Because American consumers kept spending, in the face of 9 quarters of negative savings, falling housing prices, rising interest rates, rapidly increasing food and energy costs, and decelerating GDP growth, many economists appeared to believe they could continue to defy gravity.
This MarketWatch story’s subtitle, “Signs of household stress are all around.” confirms that reality is taking its toll:
Just when it appeared the U.S. economy would pick up steam after a year-long soft patch, the U.S. consumer is running out of gas.
The signs of stress are all around.
Prices are rising, but incomes and wealth aren’t. With most households already overburdened with debt, consumers are being squeezed. There’s only one thing to do, even though it goes against every fiber of their being: Cut back on expenses.
Realtors are feeling it, retailers are feeling it, and so are automakers and bankers.
Consider this news from Tuesday:
Sales at retail chain stores continued to weaken in the last week of June. The International Council of Shopping Centers index barely grew week-over-week, while the Redbook index fell to a cyclical low, with same-store sales up just 1.2% compared with a year earlier.
Vehicle sales declined for the sixth straight month in June. In the past six years, sales have been weaker on only two occasions. At the same time, the automakers have stepped up their production, setting up the industry for another round of layoffs and production cutbacks.
Home sales fell again in May. The National Association of Realtors said the number of contracts signed on previously owned homes fell 3.5% to the lowest level since the recession.
More consumers fell behind on their debt payments in the first quarter.
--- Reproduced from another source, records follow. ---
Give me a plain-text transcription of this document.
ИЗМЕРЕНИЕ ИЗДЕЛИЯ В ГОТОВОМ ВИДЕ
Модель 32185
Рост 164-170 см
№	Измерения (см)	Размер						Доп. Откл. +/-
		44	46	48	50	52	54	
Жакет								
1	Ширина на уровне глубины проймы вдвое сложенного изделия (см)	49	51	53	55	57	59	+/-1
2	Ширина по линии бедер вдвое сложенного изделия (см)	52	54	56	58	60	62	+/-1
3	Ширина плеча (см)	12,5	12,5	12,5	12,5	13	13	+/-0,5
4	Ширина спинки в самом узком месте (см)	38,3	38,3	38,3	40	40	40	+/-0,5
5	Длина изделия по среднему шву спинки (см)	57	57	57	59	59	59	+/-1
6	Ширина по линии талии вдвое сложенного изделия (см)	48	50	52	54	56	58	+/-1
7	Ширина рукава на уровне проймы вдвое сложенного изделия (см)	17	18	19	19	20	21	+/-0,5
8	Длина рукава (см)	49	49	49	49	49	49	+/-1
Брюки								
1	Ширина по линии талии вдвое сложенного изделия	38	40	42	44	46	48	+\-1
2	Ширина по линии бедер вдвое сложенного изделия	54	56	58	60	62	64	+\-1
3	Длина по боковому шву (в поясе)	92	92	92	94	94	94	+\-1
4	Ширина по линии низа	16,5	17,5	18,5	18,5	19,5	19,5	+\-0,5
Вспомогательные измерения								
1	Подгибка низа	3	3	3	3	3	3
The percentage of loans that were 30-days past due rose to the highest level since the recession of 2001.
The news in prior weeks hadn’t been much better:
Home prices fell 2.7% in the past year, the biggest decline in 16 years. A 2.7% drop may not seem like much, but considering how hard it is to get homeowners to accept less than they paid for their house, it’s startling.
Homebuilders got even more depressed about their industry. The housing market index fell to a 16-year low.
Delinquencies on home mortgages are rising, especially for subprime loans. Unfortunately, delinquencies and foreclosures are also rising for borrowers with good credit who took out adjustable-rate loans. That’s unheard of when the unemployment rate is under 5%.
The stock market, after a nice run up from March to May, has been flat over the past seven weeks.
Consumer prices rose 0.5% in May, the fastest monthly increase in 17 months.
Real take-home income (that is, adjusted for inflation) has fallen two months in a row, after a big boost in the first quarter that mostly went to the ultra-rich who received mammoth bonuses and stock options. For the rest of us, the picture is a well-known story around kitchen tables: The median hourly wage, adjusted for inflation, has fallen four months in a row through May and was up just 1.1% in the past year.
The personal savings rate was negative for the 26th consecutive month in May.
From a distance, everything looks fine. The U.S. economy likely grew at a 3% annual rate in the just concluded second quarter, after stumbling to a 0.7% growth rate in the first quarter.
But the improvement isn’t as good as it looks, because much of it is merely a turn in the inventory cycle that has little to do with the strength of final demand. Many companies had reduced their bloated inventories too much, and they began to replenish their stocks in the second quarter in anticipation of a pickup in sales.
The Institute for Supply Management index showed more manufacturing firms increased production than at any time in the past three years, and the net percentage reporting more orders was the most in a year.
But if there is no pickup in sales to U.S. consumers, these companies will find themselves overstocked again unless exports can make up the difference.
That’s why the best news this week was the drop in the value of the dollar, which hit a 26-year high against British sterling.
Not all is doom, of course. There’s been a steady drop in gasoline prices over the past six weeks, which should give consumers as much of a psychological lift as a fiscal one.
And on Friday, the government will report on job growth in June. All the indications point to another healthy increase of about 130,000 in nonfarm payrolls, while the jobless rate is expected to remain at a very low 4.5%.
As long as consumers are working, they’ll keep spending.